I have not read feminist interpretations of Rocha’s work, yet it is astounding what a forceful presence Sara, portrayed by Glauce Rocha, exudes. For sure, this has much to do with Glauce Rocha’s talent. She had previously acted in such renowned Brazilian films, as Rio, 40 Graus (Rio, 40 Degrees), by Nelson Pereira dos Santos, Cinco Vezes Favela (Five Times Favela), an omnibus film, with the direction that included Leon Hirszman, Joaquim Pedro and Cacá Diegues, and in Ruy Guerra’s Os Cafajestes. In the political chaos that surrounds Paulo, Sara alone can ground him. And only Sara has the ethical integrity to challenge him. When Paulo wallows in desperation, she reminds him that she has given up everything—the possibility of having a family, being a mother—to then be persecuted, imprisoned, and tortured. Her body bears the marks of her engagement, is a political body, per excellence. During their exchange, brilliantly written and staged by Rocha, Paulo goes on about “the hunger for the absolute [ideas].” Sara refutes him bluntly, with one word, “Hunger.” Hunger, to a determined activist, like Sara, is not a matter of language, of argument, or of one’s self-fulfillment. Hunger is physical, requires concrete steps to counter it. Yet Paulo isn’t capable of following in Sara’s practical, prosaic footsteps. His mind is too populated with contradictory ideas, his desire for actualization too great to settle on a single objective. The poet fails, and in his failure, he is redeemed only by the patient love, and the steady regard, of this woman. Tragically, it’s too little to keep him alive. Paulo rejects Sara’s guidance—her moral compass cannot serve a man who, like Paulo, sees life as an uncompromising adventure. The final shot finds Paulo suffering alone, against an arid landscape, amidst the Armageddon of incessant gunfire and sirens. In his last pangs of agony, the Eldorado of his dreams is reduced to dust. Its logic impervious to his demands.
5. Opera, operetta
Terra em Transe possesses incredible musicality, most eloquently noted in Aesthetics and Politics in Modern Brazilian Cinema, by the great Brazilian Cinema Novo scholar, Ismail Xavier. On the most basic level, Rocha makes use of both Western and Brazilian opera, to accentuate the high stakes and the epic nature of his political drama. At the same time, since he deploys distancing and irony—we are never quite in Paulo’s skin—what begins like an opera, increasingly feels like a bloated operetta, ópera-bufa, in parts.

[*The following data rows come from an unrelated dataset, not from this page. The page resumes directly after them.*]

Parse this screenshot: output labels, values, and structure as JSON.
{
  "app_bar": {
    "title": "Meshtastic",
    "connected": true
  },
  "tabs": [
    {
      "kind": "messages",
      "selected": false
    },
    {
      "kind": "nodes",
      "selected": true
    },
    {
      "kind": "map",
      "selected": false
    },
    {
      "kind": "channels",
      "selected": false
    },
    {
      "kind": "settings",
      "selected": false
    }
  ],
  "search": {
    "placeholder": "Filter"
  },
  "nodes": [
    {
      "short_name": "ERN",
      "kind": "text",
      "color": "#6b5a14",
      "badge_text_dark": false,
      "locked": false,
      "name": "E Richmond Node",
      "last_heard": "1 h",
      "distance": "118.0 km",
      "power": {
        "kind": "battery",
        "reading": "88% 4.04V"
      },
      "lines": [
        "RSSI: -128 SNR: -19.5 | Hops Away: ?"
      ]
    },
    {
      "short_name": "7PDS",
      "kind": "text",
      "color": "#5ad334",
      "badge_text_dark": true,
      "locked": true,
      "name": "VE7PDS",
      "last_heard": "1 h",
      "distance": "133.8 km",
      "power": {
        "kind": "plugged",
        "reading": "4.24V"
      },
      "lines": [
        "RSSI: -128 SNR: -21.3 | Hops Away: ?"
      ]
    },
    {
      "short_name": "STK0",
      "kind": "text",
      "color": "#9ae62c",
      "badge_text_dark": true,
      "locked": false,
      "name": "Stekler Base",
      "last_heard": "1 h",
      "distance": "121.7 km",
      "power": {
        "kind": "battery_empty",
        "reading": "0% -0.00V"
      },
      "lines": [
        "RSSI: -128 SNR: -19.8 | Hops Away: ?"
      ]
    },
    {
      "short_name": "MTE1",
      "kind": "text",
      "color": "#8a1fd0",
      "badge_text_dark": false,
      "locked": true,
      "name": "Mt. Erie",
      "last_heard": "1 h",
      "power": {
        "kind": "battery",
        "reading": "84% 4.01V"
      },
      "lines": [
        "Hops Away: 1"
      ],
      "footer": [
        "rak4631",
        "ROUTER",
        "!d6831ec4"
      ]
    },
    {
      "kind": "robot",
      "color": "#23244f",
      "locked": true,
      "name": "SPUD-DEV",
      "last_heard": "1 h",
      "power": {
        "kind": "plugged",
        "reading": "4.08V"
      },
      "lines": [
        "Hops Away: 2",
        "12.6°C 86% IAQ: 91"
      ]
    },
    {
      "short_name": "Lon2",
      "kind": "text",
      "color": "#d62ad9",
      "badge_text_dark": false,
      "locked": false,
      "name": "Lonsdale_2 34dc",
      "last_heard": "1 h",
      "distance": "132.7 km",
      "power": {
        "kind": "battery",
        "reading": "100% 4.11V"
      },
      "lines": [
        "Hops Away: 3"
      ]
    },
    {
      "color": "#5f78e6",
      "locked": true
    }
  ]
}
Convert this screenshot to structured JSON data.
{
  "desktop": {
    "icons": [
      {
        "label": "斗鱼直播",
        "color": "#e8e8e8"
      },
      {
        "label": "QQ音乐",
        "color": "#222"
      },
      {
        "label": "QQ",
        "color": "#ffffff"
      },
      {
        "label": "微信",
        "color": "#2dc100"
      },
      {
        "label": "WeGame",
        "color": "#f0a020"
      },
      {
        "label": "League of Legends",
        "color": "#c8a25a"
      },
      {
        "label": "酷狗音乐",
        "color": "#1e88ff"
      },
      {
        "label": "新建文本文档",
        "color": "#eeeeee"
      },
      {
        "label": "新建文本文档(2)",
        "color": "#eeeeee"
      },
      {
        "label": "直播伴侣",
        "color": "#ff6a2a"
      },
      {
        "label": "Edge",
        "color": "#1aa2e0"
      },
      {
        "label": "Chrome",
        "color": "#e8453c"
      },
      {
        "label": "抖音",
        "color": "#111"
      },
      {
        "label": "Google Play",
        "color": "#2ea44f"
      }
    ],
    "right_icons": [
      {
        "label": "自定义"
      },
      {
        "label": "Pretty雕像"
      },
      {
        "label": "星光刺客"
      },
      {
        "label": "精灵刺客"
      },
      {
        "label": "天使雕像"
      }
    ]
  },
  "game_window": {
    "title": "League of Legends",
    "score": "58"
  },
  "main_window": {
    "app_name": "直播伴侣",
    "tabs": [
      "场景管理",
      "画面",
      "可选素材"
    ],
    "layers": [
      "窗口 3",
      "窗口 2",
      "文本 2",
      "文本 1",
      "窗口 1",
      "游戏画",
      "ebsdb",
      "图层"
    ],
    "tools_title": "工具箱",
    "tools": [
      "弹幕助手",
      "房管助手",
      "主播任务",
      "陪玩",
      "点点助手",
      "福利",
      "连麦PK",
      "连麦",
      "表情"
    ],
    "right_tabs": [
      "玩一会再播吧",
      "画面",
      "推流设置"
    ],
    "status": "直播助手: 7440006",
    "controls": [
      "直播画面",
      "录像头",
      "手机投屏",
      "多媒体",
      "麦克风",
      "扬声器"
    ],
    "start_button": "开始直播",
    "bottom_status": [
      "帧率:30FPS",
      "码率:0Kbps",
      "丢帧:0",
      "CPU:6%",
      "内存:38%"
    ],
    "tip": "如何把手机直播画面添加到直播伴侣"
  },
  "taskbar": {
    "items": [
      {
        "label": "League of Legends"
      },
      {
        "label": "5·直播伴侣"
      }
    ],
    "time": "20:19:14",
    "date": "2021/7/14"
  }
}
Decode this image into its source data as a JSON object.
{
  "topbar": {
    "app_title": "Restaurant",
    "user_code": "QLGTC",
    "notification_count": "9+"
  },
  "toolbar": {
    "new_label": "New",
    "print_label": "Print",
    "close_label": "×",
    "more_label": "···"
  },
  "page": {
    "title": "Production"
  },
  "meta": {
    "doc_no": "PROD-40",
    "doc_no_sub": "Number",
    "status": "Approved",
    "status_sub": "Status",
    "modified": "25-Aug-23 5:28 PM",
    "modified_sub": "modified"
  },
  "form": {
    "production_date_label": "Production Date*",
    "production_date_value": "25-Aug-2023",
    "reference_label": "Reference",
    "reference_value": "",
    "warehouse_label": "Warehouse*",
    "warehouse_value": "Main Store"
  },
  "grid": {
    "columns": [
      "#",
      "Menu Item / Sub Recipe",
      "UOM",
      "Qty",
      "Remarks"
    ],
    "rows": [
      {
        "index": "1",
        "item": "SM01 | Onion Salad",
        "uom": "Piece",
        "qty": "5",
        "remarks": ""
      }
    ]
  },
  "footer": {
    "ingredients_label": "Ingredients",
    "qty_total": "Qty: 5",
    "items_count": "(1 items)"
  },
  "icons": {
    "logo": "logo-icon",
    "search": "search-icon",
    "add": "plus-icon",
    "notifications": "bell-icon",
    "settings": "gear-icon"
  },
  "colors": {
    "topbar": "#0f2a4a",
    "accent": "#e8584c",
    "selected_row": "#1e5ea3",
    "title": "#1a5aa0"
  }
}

In his essay on Terra em Transe, “Land in Anguish: Allegory and Agony,” Xavier writes of the aural agony that Rocha inflicts on us with the soundtrack. From the wonderfully rousing, rhythmic popular Afro music, we are thrust into an increasingly aggressive “music” of guns. This staccato is separate from the visuals and punctuated by deafening silence. This dis-synchronicity, Xavier believes, shows Rocha’s desire to proceed with the Brechtian alienation—violence is not a spectacle. It is somber rather than reckless, though Paulo could hardly be accused of being cool-headed—and here lies the key distinction between protagonist and maker. Violence assaults us, and it is the great achievement of Rocha’s film that, even before his own personal disillusion set in (Rocha saw his efforts increasingly thwarted on a number of ambitious projects, in Cuba and in Europe)—long before any of this, in the midst of his infatuation with the socialist project, there remains the question of Paulo’s integrity. The price for his poeticizing politics is exceedingly high. Reality, or rather, realpolitik, is crushing. Soon, Rocha would also find it so.